The gallery is pleased to announce a solo exhibition by Barbara Probst, shortly after the success of her recent show at Le Bal in Paris. The German artist’s works are always composed of two photographs or more, which at first glance seem to be mysteriously connected, though their secret is not immediately revealed. Only later we do discover that they show the same object but from very different vantage points. Using a remote control, Probst activates two or more cameras pointed at the same event from different angles and distances. The gaze of the camera determines and transmits a different reality for each viewpoint, revealing the relativity of each single image.

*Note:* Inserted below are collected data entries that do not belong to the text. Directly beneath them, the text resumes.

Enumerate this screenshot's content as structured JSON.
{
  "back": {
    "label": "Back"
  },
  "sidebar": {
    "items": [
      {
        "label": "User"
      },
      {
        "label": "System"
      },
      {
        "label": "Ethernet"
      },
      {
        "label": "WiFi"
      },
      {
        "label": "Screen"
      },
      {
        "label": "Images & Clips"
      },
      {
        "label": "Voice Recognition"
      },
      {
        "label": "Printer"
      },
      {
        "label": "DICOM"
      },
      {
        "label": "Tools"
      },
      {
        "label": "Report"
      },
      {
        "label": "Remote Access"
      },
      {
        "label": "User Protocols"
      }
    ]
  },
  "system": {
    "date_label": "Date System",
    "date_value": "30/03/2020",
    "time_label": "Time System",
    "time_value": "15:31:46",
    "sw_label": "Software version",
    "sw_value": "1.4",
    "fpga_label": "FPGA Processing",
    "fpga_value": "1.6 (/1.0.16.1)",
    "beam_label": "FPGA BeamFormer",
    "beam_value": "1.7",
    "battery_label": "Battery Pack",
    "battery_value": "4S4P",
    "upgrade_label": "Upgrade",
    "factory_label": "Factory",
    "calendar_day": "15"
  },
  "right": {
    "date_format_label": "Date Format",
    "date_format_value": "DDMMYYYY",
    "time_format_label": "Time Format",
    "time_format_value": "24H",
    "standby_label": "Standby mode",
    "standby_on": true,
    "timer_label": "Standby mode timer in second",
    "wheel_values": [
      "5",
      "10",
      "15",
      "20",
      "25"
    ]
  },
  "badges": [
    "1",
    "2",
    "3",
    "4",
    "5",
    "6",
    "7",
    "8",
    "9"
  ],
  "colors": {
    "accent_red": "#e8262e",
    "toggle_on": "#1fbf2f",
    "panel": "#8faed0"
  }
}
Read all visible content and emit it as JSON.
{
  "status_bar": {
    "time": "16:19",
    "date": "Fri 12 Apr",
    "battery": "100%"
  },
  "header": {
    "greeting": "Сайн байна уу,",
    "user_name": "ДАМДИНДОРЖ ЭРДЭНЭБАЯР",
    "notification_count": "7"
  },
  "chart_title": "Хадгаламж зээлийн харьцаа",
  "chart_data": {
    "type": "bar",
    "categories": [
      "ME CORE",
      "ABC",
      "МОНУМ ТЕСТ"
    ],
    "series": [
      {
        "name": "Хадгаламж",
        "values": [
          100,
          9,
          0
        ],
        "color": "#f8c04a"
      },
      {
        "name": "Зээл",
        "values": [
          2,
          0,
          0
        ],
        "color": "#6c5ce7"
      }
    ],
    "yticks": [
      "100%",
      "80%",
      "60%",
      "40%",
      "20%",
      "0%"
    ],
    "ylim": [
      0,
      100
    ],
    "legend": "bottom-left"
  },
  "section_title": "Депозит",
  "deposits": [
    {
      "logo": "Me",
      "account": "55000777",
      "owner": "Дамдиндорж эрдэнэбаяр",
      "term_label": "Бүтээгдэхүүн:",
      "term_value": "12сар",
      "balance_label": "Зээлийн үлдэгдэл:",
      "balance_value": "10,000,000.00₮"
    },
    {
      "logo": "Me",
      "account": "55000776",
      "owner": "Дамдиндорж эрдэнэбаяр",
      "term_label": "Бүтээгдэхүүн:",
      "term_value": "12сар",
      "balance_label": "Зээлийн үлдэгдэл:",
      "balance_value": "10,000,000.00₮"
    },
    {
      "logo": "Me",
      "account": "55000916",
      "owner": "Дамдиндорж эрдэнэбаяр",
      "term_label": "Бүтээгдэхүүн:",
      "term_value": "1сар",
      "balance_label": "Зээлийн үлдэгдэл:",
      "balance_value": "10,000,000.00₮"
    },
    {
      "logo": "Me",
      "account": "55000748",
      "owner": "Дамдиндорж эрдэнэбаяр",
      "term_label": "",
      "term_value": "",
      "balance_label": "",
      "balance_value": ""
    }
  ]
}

The instant is fragmented, expanded, and develops like a narrative before our eyes. This fragmentation of the instant into a series of images becomes a way to investigate the many ambiguities of the photographic image. The relationship between the photographic instant and reality is explored in two different ways, making the captured moment take on a disconcerting quality. On the one hand, Probst abandons the single gaze of the camera and divides it into various viewpoints; on the other, she multiplies and diversifies the moment of the shot.
At the same time, the artist uses this method to explore the conventions and types of photography, such as reporting and surveillance, but also portraiture, fashion and still life. In the exhibition we see recent works in which these typologies establish a dialogue with each other, leading to surprising and sometimes provocative results. The itinerary starts with a double portrait of the famous twins Lia and Odette Pavlova, impenetrable and seen amidst transparent glass objects. The shift between their portraits is a small one: one looks into one lens, the other into another, and our gaze is forced to alternate between these two viewpoints. Next comes a mysterious still life in which amidst bottles, cups and fruit placed under a table we also see a hand - which raises many questions. Facing that work, we find three images of a nude, a female torso of classic beauty, seen as if through the eyes of a sculptor who looks at the model; in these images we also see the cameras, i.e. the “gaze” of the photographer. In the next room we venture outside: images made in a typical American motel by the sea, in which a solitary woman comes to terms with the landscape, hovering between inside and outside in a suggestion of mysteries, a subtle suspense in which anything could happen. The show concludes with one last work made in the studio, where portrait and still life meet in a wider, somehow metaphysical space.
Barbara Probst was born in Münich in 1964; she studied sculpture at the Academy of Fine Arts of Münich and photography at the Kunstakademie Düsseldorf in Germany. Currently she lives and works between New York and Münich. Her work has been presented at MoMa in New York in 2006 within the ‘New Photography’ exhibition, and she has been the subject of numerous solo shows, among others: Le Bal, Paris; Centre Pasquart, Bienne; Domaine de Kerguéhennec, Bignan; Museum of Contemporary Photography, Chicago; National Museum of Photography, Copenhagen; Stills Gallery, Edinburgh; Madison Museum of Contemporary Art; Oldenburger Kunstverein and the Rudolfinum, Prague.
Her works are in the collections of several museums including: Folkwang Museum, Essen; Museum of Fine Arts, Houston; Los Angeles County Museum of Art; Städtische Galerie im Lenbachhaus, Münich; MoMa and Whitney Museum, New York; National Gallery of Canada, Ottawa; Centre Georges Pompidou, Paris and MoMa, San Francisco. Publishers such as Steidl, Hatje Cantz, Hartmann Books and Éditions Xavier Barral issued monograph books about her work.